Campaign updates
We have initiated formal legal action against Oxfordshire County Council over its decision to implement six temporary congestion charging points in Oxford. Below are key moments in the process to date since the Congestion Charge consultation earlier this year, including our formal pre-action letter setting out the grounds for judicial review, and the Council’s subsequent response.
The High Court has issued its decision on the paper permission stage of our Judicial Review. While permission was refused on the papers, this is not the end of the case. We now move to the next stage: requesting an oral permission hearing, where the arguments can be properly heard and tested.
We have now formally filed our judicial review claim with the High Court. Working with our solicitors at Bates Wells, and specialist public law barrister Charles Streetham of Francis Taylor Building, our permission application is currently under consideration by a High Court judge.
This marks a significant step forward in our challenge. While we await the court’s decision on permission, the scheme is already having real and damaging effects on residents, workers and businesses across Oxford. Legal action of this nature is costly, and further funding is urgently needed to see the case through.
At the Oxfordshire County Council meeting on 4 November 2025, a motion to end the Oxford Congestion Charge was rejected — despite clear evidence of the harm it is causing. Directors of Open Roads for Oxford addressed councillors directly, presenting data showing that the Council’s own targets for reducing traffic and pollution have already been met, and warning of the growing economic damage to local businesses. Their speeches called for honesty, accountability, and leadership — but the Council refused to listen.
On 21 October 2025, Oxfordshire County Council (OCC) issued its formal response to the pre-action protocol letter we sent them on 7 October 2025.
While the Council’s 17-page letter formally replies to the issues raised, it fails to meaningfully address the core legal and evidential concerns at the heart of our challenge. OCC insists that its decision to approve six temporary congestion charging points was lawful, proportionate, and based on “a fair and effective consultation” - claims which are simply not supported by the facts.

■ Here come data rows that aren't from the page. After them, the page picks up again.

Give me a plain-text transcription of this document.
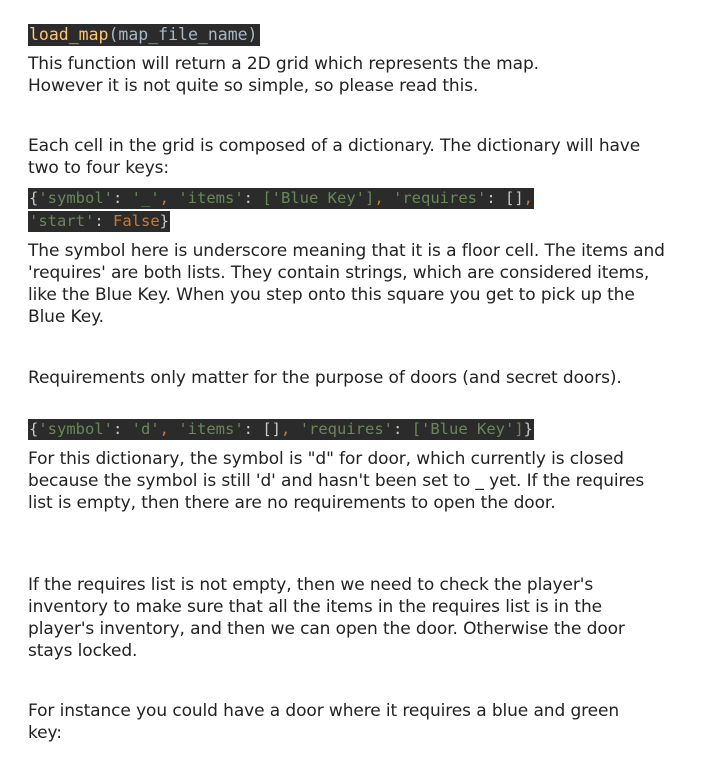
load_map(map_file_name)

This function will return a 2D grid which represents the map.

However it is not quite so simple, so please read this.

Each cell in the grid is composed of a dictionary. The dictionary will have two to four keys:

{'symbol': '_', 'items': ['Blue Key'], 'requires': [],
'start': False}

The symbol here is underscore meaning that it is a floor cell. The items and 'requires' are both lists. They contain strings, which are considered items, like the Blue Key. When you step onto this square you get to pick up the Blue Key.

Requirements only matter for the purpose of doors (and secret doors).

{'symbol': 'd', 'items': [], 'requires': ['Blue Key']}

For this dictionary, the symbol is "d" for door, which currently is closed because the symbol is still 'd' and hasn't been set to _ yet. If the requires list is empty, then there are no requirements to open the door.

If the requires list is not empty, then we need to check the player's inventory to make sure that all the items in the requires list is in the player's inventory, and then we can open the door. Otherwise the door stays locked.

For instance you could have a door where it requires a blue and green key:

On 7 October 2025, represented by Bates Wells, we issued a Pre-Action Protocol letter to Oxfordshire County Council.
This marks the formal first step in seeking Judicial Review of the Council’s decision on 10 September 2025 to implement six temporary congestion charging points across Oxford.
ORFO believes that the Council’s approach was procedurally flawed and substantively unjustified, and that Oxford deserves policies based on evidence, transparency, and genuine public engagement - not predetermined decisions.
Collaborating with other local interest groups including Reconnecting Oxford to create as robust a consultation response as possible, ORFO submitted a 45-page response to OCC’s consultation on the Congestion Charge scheme, setting out a large number of serious, evidenced concerns.